The standard specifies such behavior in §8.5.3/5, [dcl.init.ref], the section on initializers of reference declarations. The reference in your example is bound to the constructor's argument n, and becomes invalid when the object nis bound to goes out of scope.

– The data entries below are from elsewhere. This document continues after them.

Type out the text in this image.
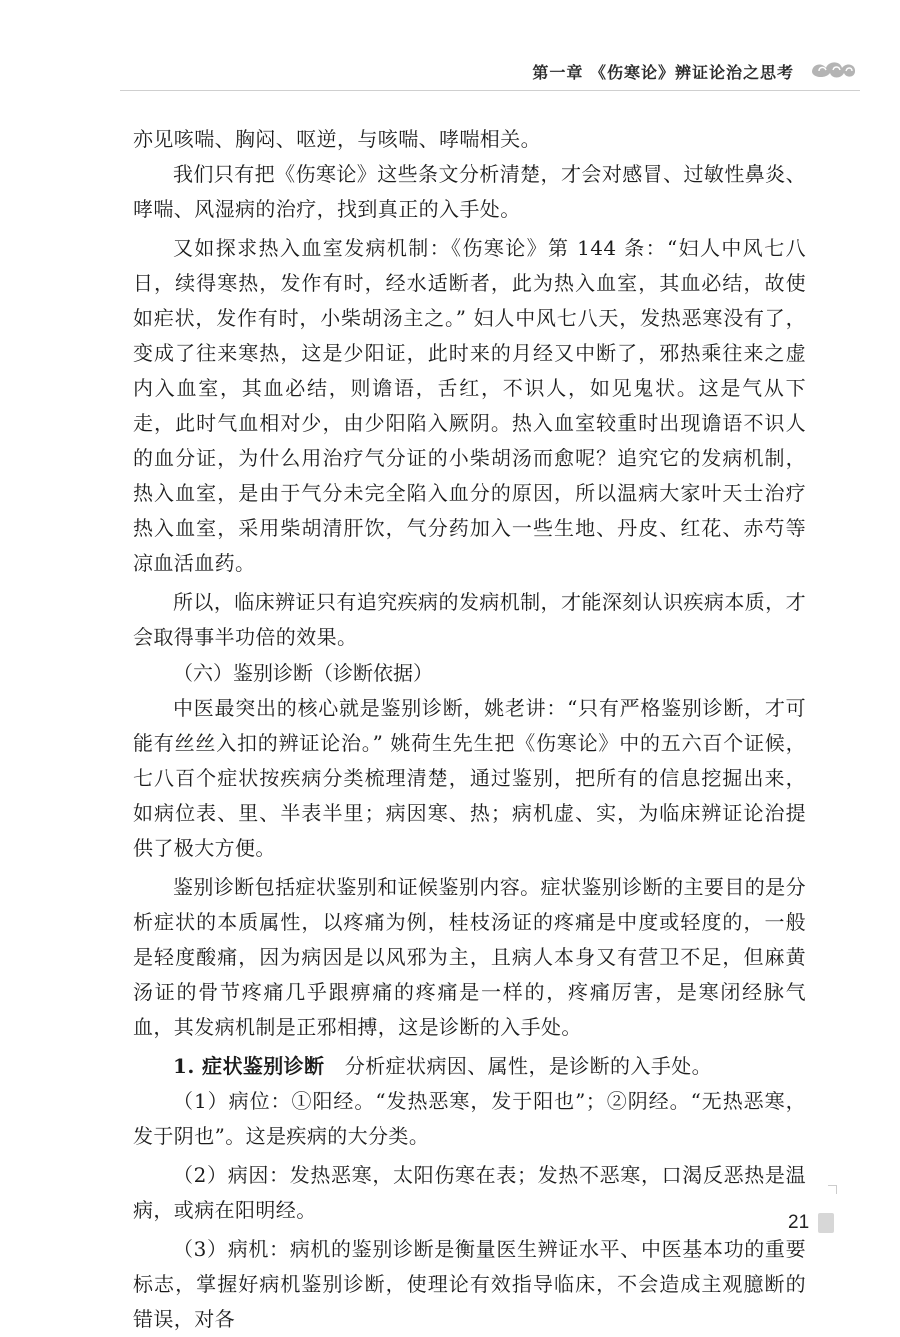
第一章 《伤寒论》辨证论治之思考

亦见咳喘、胸闷、呕逆，与咳喘、哮喘相关。

我们只有把《伤寒论》这些条文分析清楚，才会对感冒、过敏性鼻炎、哮喘、风湿病的治疗，找到真正的入手处。

又如探求热入血室发病机制：《伤寒论》第 144 条：“妇人中风七八日，续得寒热，发作有时，经水适断者，此为热入血室，其血必结，故使如疟状，发作有时，小柴胡汤主之。” 妇人中风七八天，发热恶寒没有了，变成了往来寒热，这是少阳证，此时来的月经又中断了，邪热乘往来之虚内入血室，其血必结，则谵语，舌红，不识人，如见鬼状。这是气从下走，此时气血相对少，由少阳陷入厥阴。热入血室较重时出现谵语不识人的血分证，为什么用治疗气分证的小柴胡汤而愈呢？追究它的发病机制，热入血室，是由于气分未完全陷入血分的原因，所以温病大家叶天士治疗热入血室，采用柴胡清肝饮，气分药加入一些生地、丹皮、红花、赤芍等凉血活血药。

所以，临床辨证只有追究疾病的发病机制，才能深刻认识疾病本质，才会取得事半功倍的效果。

（六）鉴别诊断（诊断依据）

中医最突出的核心就是鉴别诊断，姚老讲：“只有严格鉴别诊断，才可能有丝丝入扣的辨证论治。” 姚荷生先生把《伤寒论》中的五六百个证候，七八百个症状按疾病分类梳理清楚，通过鉴别，把所有的信息挖掘出来，如病位表、里、半表半里；病因寒、热；病机虚、实，为临床辨证论治提供了极大方便。

鉴别诊断包括症状鉴别和证候鉴别内容。症状鉴别诊断的主要目的是分析症状的本质属性，以疼痛为例，桂枝汤证的疼痛是中度或轻度的，一般是轻度酸痛，因为病因是以风邪为主，且病人本身又有营卫不足，但麻黄汤证的骨节疼痛几乎跟痹痛的疼痛是一样的，疼痛厉害，是寒闭经脉气血，其发病机制是正邪相搏，这是诊断的入手处。

1. 症状鉴别诊断　 分析症状病因、属性，是诊断的入手处。

（1）病位：①阳经。“发热恶寒，发于阳也”；②阴经。“无热恶寒，发于阴也”。这是疾病的大分类。

（2）病因：发热恶寒，太阳伤寒在表；发热不恶寒，口渴反恶热是温病，或病在阳明经。

（3）病机：病机的鉴别诊断是衡量医生辨证水平、中医基本功的重要标志，掌握好病机鉴别诊断，使理论有效指导临床，不会造成主观臆断的错误，对各

21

该标准在第 8.5.3/5 节 [dcl.init.ref] 中指定了此类行为，该部分关于引用声明的初始化程序。您示例中的引用绑定到构造函数的参数n，并且当对象n绑定到超出范围时将变为无效。

The lifetime extension is not transitive through a function argument. §12.2/5 [class.temporary]:

生命周期扩展不能通过函数参数传递。§12.2/5 [class.temporary]：

The second context is when a reference is bound to a temporary. The temporary to which the reference is bound or the temporary that is the complete object to a subobject of which the temporary is bound persists for the lifetime of the reference except as specified below. A temporary bound to a reference member in a constructor's ctor-initializer (§12.6.2 [class.base.init]) persists until the constructor exits. A temporary bound to a reference parameter in a function call (§5.2.2 [expr.call]) persists until the completion of the full expression containing the call.

第二个上下文是引用绑定到临时对象时。引用绑定到的临时对象或作为临时对象绑定到的子对象的完整对象的临时对象在引用的生命周期内持续存在，除非在下面指定。临时绑定到构造函数的 ctor-initializer (§12.6.2 [class.base.init]) 中的引用成员会一直存在，直到构造函数退出。函数调用（第 5.2.2 节 [expr.call]）中引用参数的临时绑定一直存在，直到包含调用的完整表达式完成。

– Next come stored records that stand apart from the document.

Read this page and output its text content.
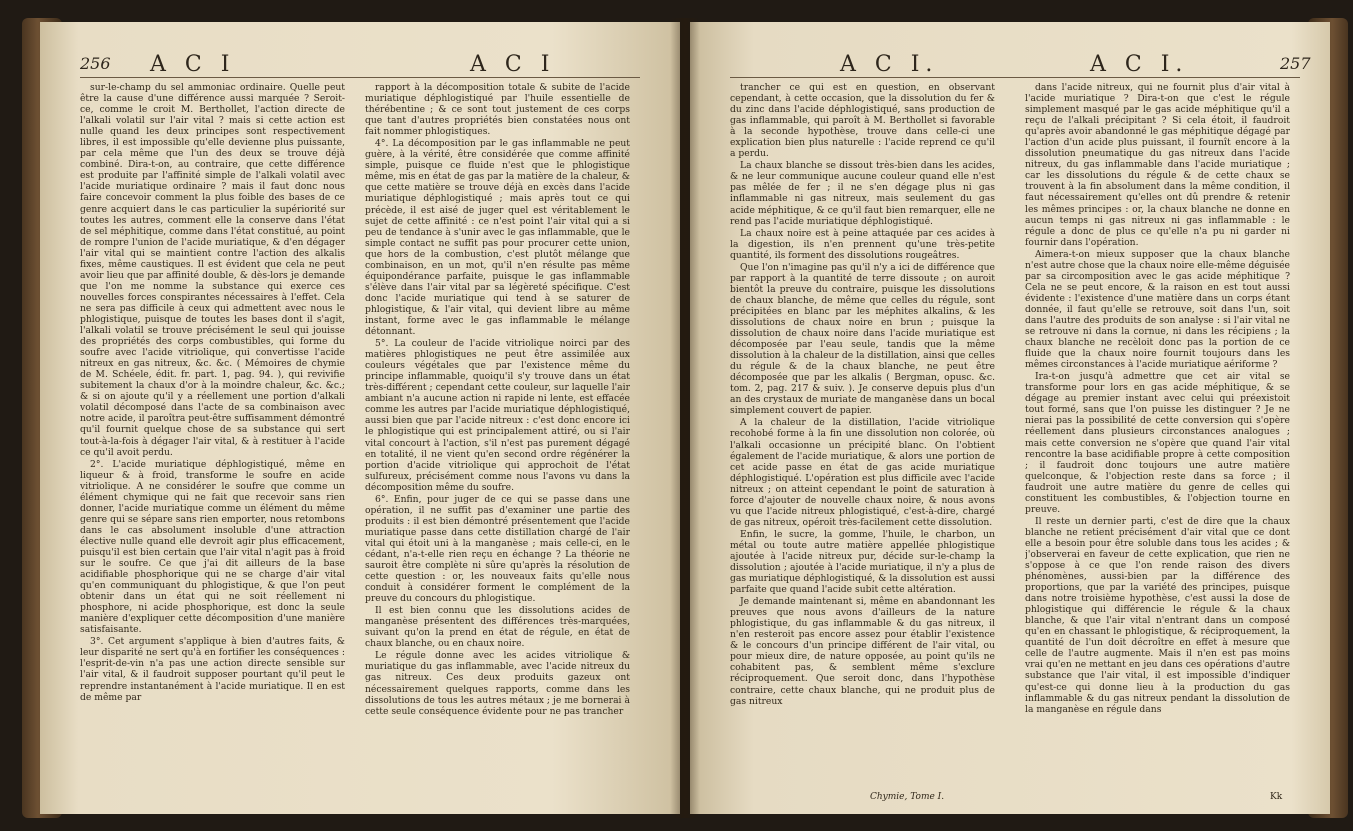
256 A C I	A C I

sur-le-champ du sel ammoniac ordinaire. Quelle peut être la cause d'une différence aussi marquée ? Seroit-ce, comme le croit M. Berthollet, l'action directe de l'alkali volatil sur l'air vital ? mais si cette action est nulle quand les deux principes sont respectivement libres, il est impossible qu'elle devienne plus puissante, par cela même que l'un des deux se trouve déjà combiné. Dira-t-on, au contraire, que cette différence est produite par l'affinité simple de l'alkali volatil avec l'acide muriatique ordinaire ? mais il faut donc nous faire concevoir comment la plus foible des bases de ce genre acquiert dans le cas particulier la supériorité sur toutes les autres, comment elle la conserve dans l'état de sel méphitique, comme dans l'état constitué, au point de rompre l'union de l'acide muriatique, & d'en dégager l'air vital qui se maintient contre l'action des alkalis fixes, même caustiques. Il est évident que cela ne peut avoir lieu que par affinité double, & dès-lors je demande que l'on me nomme la substance qui exerce ces nouvelles forces conspirantes nécessaires à l'effet. Cela ne sera pas difficile à ceux qui admettent avec nous le phlogistique, puisque de toutes les bases dont il s'agit, l'alkali volatil se trouve précisément le seul qui jouisse des propriétés des corps combustibles, qui forme du soufre avec l'acide vitriolique, qui convertisse l'acide nitreux en gas nitreux, &c. &c. ( Mémoires de chymie de M. Schéele, édit. fr. part. 1, pag. 94. ), qui revivifie subitement la chaux d'or à la moindre chaleur, &c. &c.; & si on ajoute qu'il y a réellement une portion d'alkali volatil décomposé dans l'acte de sa combinaison avec notre acide, il paroîtra peut-être suffisamment démontré qu'il fournit quelque chose de sa substance qui sert tout-à-la-fois à dégager l'air vital, & à restituer à l'acide ce qu'il avoit perdu.

2°. L'acide muriatique déphlogistiqué, même en liqueur & à froid, transforme le soufre en acide vitriolique. A ne considérer le soufre que comme un élément chymique qui ne fait que recevoir sans rien donner, l'acide muriatique comme un élément du même genre qui se sépare sans rien emporter, nous retombons dans le cas absolument insoluble d'une attraction élective nulle quand elle devroit agir plus efficacement, puisqu'il est bien certain que l'air vital n'agit pas à froid sur le soufre. Ce que j'ai dit ailleurs de la base acidifiable phosphorique qui ne se charge d'air vital qu'en communiquant du phlogistique, & que l'on peut obtenir dans un état qui ne soit réellement ni phosphore, ni acide phosphorique, est donc la seule manière d'expliquer cette décomposition d'une manière satisfaisante.

3°. Cet argument s'applique à bien d'autres faits, & leur disparité ne sert qu'à en fortifier les conséquences : l'esprit-de-vin n'a pas une action directe sensible sur l'air vital, & il faudroit supposer pourtant qu'il peut le reprendre instantanément à l'acide muriatique. Il en est de même par

rapport à la décomposition totale & subite de l'acide muriatique déphlogistiqué par l'huile essentielle de thérébentine ; & ce sont tout justement de ces corps que tant d'autres propriétés bien constatées nous ont fait nommer phlogistiques.

4°. La décomposition par le gas inflammable ne peut guère, à la vérité, être considérée que comme affinité simple, puisque ce fluide n'est que le phlogistique même, mis en état de gas par la matière de la chaleur, & que cette matière se trouve déjà en excès dans l'acide muriatique déphlogistiqué ; mais après tout ce qui précède, il est aisé de juger quel est véritablement le sujet de cette affinité : ce n'est point l'air vital qui a si peu de tendance à s'unir avec le gas inflammable, que le simple contact ne suffit pas pour procurer cette union, que hors de la combustion, c'est plutôt mélange que combinaison, en un mot, qu'il n'en résulte pas même équipondérance parfaite, puisque le gas inflammable s'élève dans l'air vital par sa légèreté spécifique. C'est donc l'acide muriatique qui tend à se saturer de phlogistique, & l'air vital, qui devient libre au même instant, forme avec le gas inflammable le mélange détonnant.

5°. La couleur de l'acide vitriolique noirci par des matières phlogistiques ne peut être assimilée aux couleurs végétales que par l'existence même du principe inflammable, quoiqu'il s'y trouve dans un état très-différent ; cependant cette couleur, sur laquelle l'air ambiant n'a aucune action ni rapide ni lente, est effacée comme les autres par l'acide muriatique déphlogistiqué, aussi bien que par l'acide nitreux : c'est donc encore ici le phlogistique qui est principalement attiré, ou si l'air vital concourt à l'action, s'il n'est pas purement dégagé en totalité, il ne vient qu'en second ordre régénérer la portion d'acide vitriolique qui approchoit de l'état sulfureux, précisément comme nous l'avons vu dans la décomposition même du soufre.

6°. Enfin, pour juger de ce qui se passe dans une opération, il ne suffit pas d'examiner une partie des produits : il est bien démontré présentement que l'acide muriatique passe dans cette distillation chargé de l'air vital qui étoit uni à la manganèse ; mais celle-ci, en le cédant, n'a-t-elle rien reçu en échange ? La théorie ne sauroit être complète ni sûre qu'après la résolution de cette question : or, les nouveaux faits qu'elle nous conduit à considérer forment le complément de la preuve du concours du phlogistique.

Il est bien connu que les dissolutions acides de manganèse présentent des différences très-marquées, suivant qu'on la prend en état de régule, en état de chaux blanche, ou en chaux noire.

Le régule donne avec les acides vitriolique & muriatique du gas inflammable, avec l'acide nitreux du gas nitreux. Ces deux produits gazeux ont nécessairement quelques rapports, comme dans les dissolutions de tous les autres métaux ; je me bornerai à cette seule conséquence évidente pour ne pas trancher

A C I.	A C I.	257

trancher ce qui est en question, en observant cependant, à cette occasion, que la dissolution du fer & du zinc dans l'acide déphlogistiqué, sans production de gas inflammable, qui paroît à M. Berthollet si favorable à la seconde hypothèse, trouve dans celle-ci une explication bien plus naturelle : l'acide reprend ce qu'il a perdu.

La chaux blanche se dissout très-bien dans les acides, & ne leur communique aucune couleur quand elle n'est pas mêlée de fer ; il ne s'en dégage plus ni gas inflammable ni gas nitreux, mais seulement du gas acide méphitique, & ce qu'il faut bien remarquer, elle ne rend pas l'acide muriatique déphlogistiqué.

La chaux noire est à peine attaquée par ces acides à la digestion, ils n'en prennent qu'une très-petite quantité, ils forment des dissolutions rougeâtres.

Que l'on n'imagine pas qu'il n'y a ici de différence que par rapport à la quantité de terre dissoute ; on auroit bientôt la preuve du contraire, puisque les dissolutions de chaux blanche, de même que celles du régule, sont précipitées en blanc par les méphites alkalins, & les dissolutions de chaux noire en brun ; puisque la dissolution de chaux noire dans l'acide muriatique est décomposée par l'eau seule, tandis que la même dissolution à la chaleur de la distillation, ainsi que celles du régule & de la chaux blanche, ne peut être décomposée que par les alkalis ( Bergman, opusc. &c. tom. 2, pag. 217 & suiv. ). Je conserve depuis plus d'un an des crystaux de muriate de manganèse dans un bocal simplement couvert de papier.

A la chaleur de la distillation, l'acide vitriolique recohobé forme à la fin une dissolution non colorée, où l'alkali occasionne un précipité blanc. On l'obtient également de l'acide muriatique, & alors une portion de cet acide passe en état de gas acide muriatique déphlogistiqué. L'opération est plus difficile avec l'acide nitreux ; on atteint cependant le point de saturation à force d'ajouter de nouvelle chaux noire, & nous avons vu que l'acide nitreux phlogistiqué, c'est-à-dire, chargé de gas nitreux, opéroit très-facilement cette dissolution.

Enfin, le sucre, la gomme, l'huile, le charbon, un métal ou toute autre matière appellée phlogistique ajoutée à l'acide nitreux pur, décide sur-le-champ la dissolution ; ajoutée à l'acide muriatique, il n'y a plus de gas muriatique déphlogistiqué, & la dissolution est aussi parfaite que quand l'acide subit cette altération.

Je demande maintenant si, même en abandonnant les preuves que nous avons d'ailleurs de la nature phlogistique, du gas inflammable & du gas nitreux, il n'en resteroit pas encore assez pour établir l'existence & le concours d'un principe différent de l'air vital, ou pour mieux dire, de nature opposée, au point qu'ils ne cohabitent pas, & semblent même s'exclure réciproquement. Que seroit donc, dans l'hypothèse contraire, cette chaux blanche, qui ne produit plus de gas nitreux

dans l'acide nitreux, qui ne fournit plus d'air vital à l'acide muriatique ? Dira-t-on que c'est le régule simplement masqué par le gas acide méphitique qu'il a reçu de l'alkali précipitant ? Si cela étoit, il faudroit qu'après avoir abandonné le gas méphitique dégagé par l'action d'un acide plus puissant, il fournît encore à la dissolution pneumatique du gas nitreux dans l'acide nitreux, du gas inflammable dans l'acide muriatique ; car les dissolutions du régule & de cette chaux se trouvent à la fin absolument dans la même condition, il faut nécessairement qu'elles ont dû prendre & retenir les mêmes principes : or, la chaux blanche ne donne en aucun temps ni gas nitreux ni gas inflammable : le régule a donc de plus ce qu'elle n'a pu ni garder ni fournir dans l'opération.

Aimera-t-on mieux supposer que la chaux blanche n'est autre chose que la chaux noire elle-même déguisée par sa circomposition avec le gas acide méphitique ? Cela ne se peut encore, & la raison en est tout aussi évidente : l'existence d'une matière dans un corps étant donnée, il faut qu'elle se retrouve, soit dans l'un, soit dans l'autre des produits de son analyse : si l'air vital ne se retrouve ni dans la cornue, ni dans les récipiens ; la chaux blanche ne recèloit donc pas la portion de ce fluide que la chaux noire fournit toujours dans les mêmes circonstances à l'acide muriatique aériforme ?

Ira-t-on jusqu'à admettre que cet air vital se transforme pour lors en gas acide méphitique, & se dégage au premier instant avec celui qui préexistoit tout formé, sans que l'on puisse les distinguer ? Je ne nierai pas la possibilité de cette conversion qui s'opère réellement dans plusieurs circonstances analogues ; mais cette conversion ne s'opère que quand l'air vital rencontre la base acidifiable propre à cette composition ; il faudroit donc toujours une autre matière quelconque, & l'objection reste dans sa force ; il faudroit une autre matière du genre de celles qui constituent les combustibles, & l'objection tourne en preuve.

Il reste un dernier parti, c'est de dire que la chaux blanche ne retient précisément d'air vital que ce dont elle a besoin pour être soluble dans tous les acides ; & j'observerai en faveur de cette explication, que rien ne s'oppose à ce que l'on rende raison des divers phénomènes, aussi-bien par la différence des proportions, que par la variété des principes, puisque dans notre troisième hypothèse, c'est aussi la dose de phlogistique qui différencie le régule & la chaux blanche, & que l'air vital n'entrant dans un composé qu'en en chassant le phlogistique, & réciproquement, la quantité de l'un doit décroître en effet à mesure que celle de l'autre augmente. Mais il n'en est pas moins vrai qu'en ne mettant en jeu dans ces opérations d'autre substance que l'air vital, il est impossible d'indiquer qu'est-ce qui donne lieu à la production du gas inflammable & du gas nitreux pendant la dissolution de la manganèse en régule dans

Chymie, Tome I.	Kk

Here's the simplest way to explain what happened:

这是解释发生了什么的最简单方法：

In main() you created a string and passed it into the constructor. This string instance only existed within the constructor. Inside the constructor, you assigned member to point directly to this instance. When when scope left the constructor, the string instance was destroyed, and member then pointed to a string object that no longer existed. Having Sandbox.member point to a reference outside its scope will not hold those external instances in scope.

在 main() 中，您创建了一个字符串并将其传递给构造函数。这个字符串实例只存在于构造函数中。在构造函数中，您分配了成员以直接指向此实例。当作用域离开构造函数时，字符串实例被销毁，然后成员指向一个不再存在的字符串对象。让 Sandbox.member 指向其范围之外的引用不会将这些外部实例保留在范围内。

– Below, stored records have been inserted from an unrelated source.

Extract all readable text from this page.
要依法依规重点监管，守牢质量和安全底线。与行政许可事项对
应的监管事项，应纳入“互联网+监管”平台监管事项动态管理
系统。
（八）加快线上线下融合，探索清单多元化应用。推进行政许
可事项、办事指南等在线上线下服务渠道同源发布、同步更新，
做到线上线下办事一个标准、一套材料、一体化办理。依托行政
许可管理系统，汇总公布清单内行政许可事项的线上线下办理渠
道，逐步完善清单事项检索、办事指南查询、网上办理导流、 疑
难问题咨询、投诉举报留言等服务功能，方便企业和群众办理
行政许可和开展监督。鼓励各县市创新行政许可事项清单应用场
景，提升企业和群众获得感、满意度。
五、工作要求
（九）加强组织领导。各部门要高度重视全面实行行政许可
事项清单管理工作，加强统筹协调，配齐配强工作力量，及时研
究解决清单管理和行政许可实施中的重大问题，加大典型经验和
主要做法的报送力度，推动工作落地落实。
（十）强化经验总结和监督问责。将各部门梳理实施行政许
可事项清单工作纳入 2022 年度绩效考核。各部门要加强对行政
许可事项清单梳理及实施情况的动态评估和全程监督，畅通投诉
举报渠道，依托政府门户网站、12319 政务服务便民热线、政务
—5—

If you want to fix your program to display the behavior you desire, make the following changes:

如果您想修复您的程序以显示您想要的行为，请进行以下更改：

int main()
{
    string temp = string("four");    
    Sandbox sandbox(temp);
    cout << sandbox.member << endl;
    return 0;
}

Now temp will pass out of scope at the end of main() instead of at the end of the constructor. However, this is bad practice. Your member variable should never be a reference to a variable that exists outside of the instance. In practice, you never know when that variable will go out of scope.

现在 temp 将在 main() 结束而不是在构造函数结束时超出范围。然而，这是不好的做法。您的成员变量永远不应该是对存在于实例之外的变量的引用。实际上，您永远不知道该变量何时会超出范围。

What I recommend is to define Sandbox.member as a const string member;This will copy the temporary parameter's data into the member variable instead of assigning the member variable as the temporary parameter itself.

我推荐的是将 Sandbox.member 定义为 aconst string member;这会将临时参数的数据复制到成员变量中，而不是将成员变量分配为临时参数本身。

Technically speaking, this program isn't required to actually output anything to standard output (which is a buffered stream to begin with).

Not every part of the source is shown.